El pasado fin de semana estuve en el cine con una de mis hijas, viendo la muy esperada película de Napoleón. En líneas generales me gustó el tratamiento del ascenso de Napoleón dentro del Directorio revolucionario, hasta que se hizo fuerte y decidió prescindir de todos ellos. Pero lo que realmente me hizo pensar fueron las tres últimas palabras que pronunció antes de morir, y que sintetizan sus tres grandes amores: Josefine, el Ejército y Francia.
No deja de ser llamativo que un autócrata como Napoleón, que no dudó en llevar a la muerte a más de tres millones de almas, todas ellas a la mayor gloria de su persona, se despida de este mundo pensando que sus actos fueron movidos por su gran amor a Francia, recordando así a otro conocido autócrata que proclamó algo parecido un siglo antes: el Estado soy yo.
Las teorías de organización de empresas han diagnosticado, sistematizado y resuelto ese sentimiento de “apropiación indebida” que revelaron Napoleón y Luis XIV. Lo llaman “problema de Agencia” y, simplificando, es el conflicto de intereses que se crea entre los dueños de una empresa y sus directivos. El problema se crea porque mientras que los dueños tienen un interés legítimo en la empresa (que funcione bien y obtenga beneficios), sus directivos podrían tener otros intereses, como por ejemplo hacerse ricos, dar empleo a sus familiares, o abusar de los bienes de la empresa, pretendidamente para dar mejor servicio a esa misma empresa.
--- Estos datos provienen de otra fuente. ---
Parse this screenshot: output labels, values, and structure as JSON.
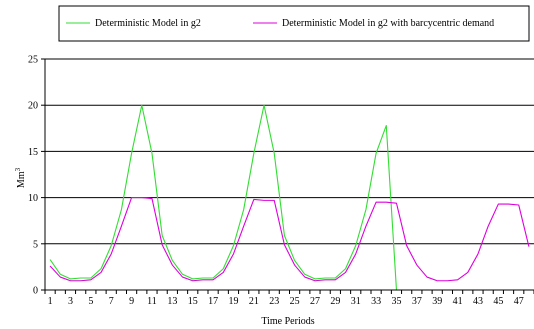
{
  "chart_data": {
    "type": "line",
    "title": "",
    "xlabel": "Time Periods",
    "ylabel": "Mm",
    "ylabel_sup": "3",
    "ylim": [
      0,
      25
    ],
    "yticks": [
      "0",
      "5",
      "10",
      "15",
      "20",
      "25"
    ],
    "x": [
      1,
      2,
      3,
      4,
      5,
      6,
      7,
      8,
      9,
      10,
      11,
      12,
      13,
      14,
      15,
      16,
      17,
      18,
      19,
      20,
      21,
      22,
      23,
      24,
      25,
      26,
      27,
      28,
      29,
      30,
      31,
      32,
      33,
      34,
      35,
      36,
      37,
      38,
      39,
      40,
      41,
      42,
      43,
      44,
      45,
      46,
      47,
      48
    ],
    "xticks": [
      "1",
      "3",
      "5",
      "7",
      "9",
      "11",
      "13",
      "15",
      "17",
      "19",
      "21",
      "23",
      "25",
      "27",
      "29",
      "31",
      "33",
      "35",
      "37",
      "39",
      "41",
      "43",
      "45",
      "47"
    ],
    "grid": "horizontal",
    "legend_position": "top",
    "series": [
      {
        "name": "Deterministic Model in g2",
        "color": "#33dd33",
        "values": [
          3.3,
          1.7,
          1.2,
          1.3,
          1.3,
          2.3,
          4.8,
          8.7,
          14.8,
          20.0,
          14.8,
          5.9,
          3.2,
          1.7,
          1.2,
          1.3,
          1.3,
          2.3,
          4.8,
          8.7,
          14.8,
          20.0,
          14.8,
          5.9,
          3.2,
          1.7,
          1.2,
          1.3,
          1.3,
          2.3,
          4.8,
          8.7,
          14.8,
          17.8,
          0,
          0,
          0,
          0,
          0,
          0,
          0,
          0,
          0,
          0,
          0,
          0,
          0,
          0
        ]
      },
      {
        "name": "Deterministic Model in g2 with barcycentric demand",
        "color": "#dd00dd",
        "values": [
          2.6,
          1.4,
          1.0,
          1.0,
          1.1,
          1.9,
          3.9,
          6.9,
          10.0,
          10.0,
          9.9,
          4.9,
          2.7,
          1.4,
          1.0,
          1.1,
          1.1,
          1.9,
          3.9,
          6.9,
          9.8,
          9.7,
          9.7,
          4.9,
          2.7,
          1.4,
          1.0,
          1.1,
          1.1,
          1.9,
          3.9,
          6.9,
          9.5,
          9.5,
          9.4,
          4.8,
          2.7,
          1.4,
          1.0,
          1.0,
          1.1,
          1.9,
          3.9,
          6.9,
          9.3,
          9.3,
          9.2,
          4.7
        ]
      }
    ]
  }
}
El mundo corporativo resuelve el “problema de Agencia” echando mano de herramientas como declaraciones de conflicto de intereses, análisis forenses o comités de auditoría, todo ello con el apoyo insustituible de empresas consultoras. Si los accionistas de una empresa no se terminan de fiar de los directivos que han elegido para gestionarla, y establecen controles y contrapesos para que así, mal que bien el sistema funcione, ¿por qué no aplicamos la misma lógica con los políticos a los que nosotros hemos elegimos para gestionar los asuntos públicos?
Algún bien intencionado dirá que los políticos movidos por vocación de servicio público quedan fuera de sospecha de tener tentaciones como la de querer hacerse ricos, dar empleo a sus familiares, o abusar de los bienes del Estado. Especialmente si los he votado yo y me son afines ideológicamente. Por desgracia, grandes y pequeños napoleones pueden estar escondidos entre las filas de nuestros abnegados servidores públicos, y es al menos tan necesario como en las empresas el hacerles mantener sus apetencias dentro de límites éticos y legales.
Personalmente me pongo en guardia cuando un político me quiere convencer de que el mejor interés de nuestro Jardín del Edén precisamente se identifica con el suyo propio, y que no solo debo aplaudir que sea investido a cualquier precio, sino que además, si me cuestiono si ese precio no está resultando un poco excesivo, es porque no he entendido lo que necesita España para “avanzar”.
No nos dejemos engañar por una narrativa perversa: el “problema de Agencia” existe y es aún más grave en la vida política que en la empresarial. Creo que nuestra prioridad como ciudadanos debe ser reclamar que se mantengan contrapesos y controles, que eviten que ningún Napoleón vuelva a cabalgar -pretendidamente en defensa de nuestros intereses-, mientras cumple los suyos. Pregúntenselo sino a los millones de compatriotas que Napoleón no pestañeó en sacrificar, todo ello en el mejor interés y con el mayor amor a Francia.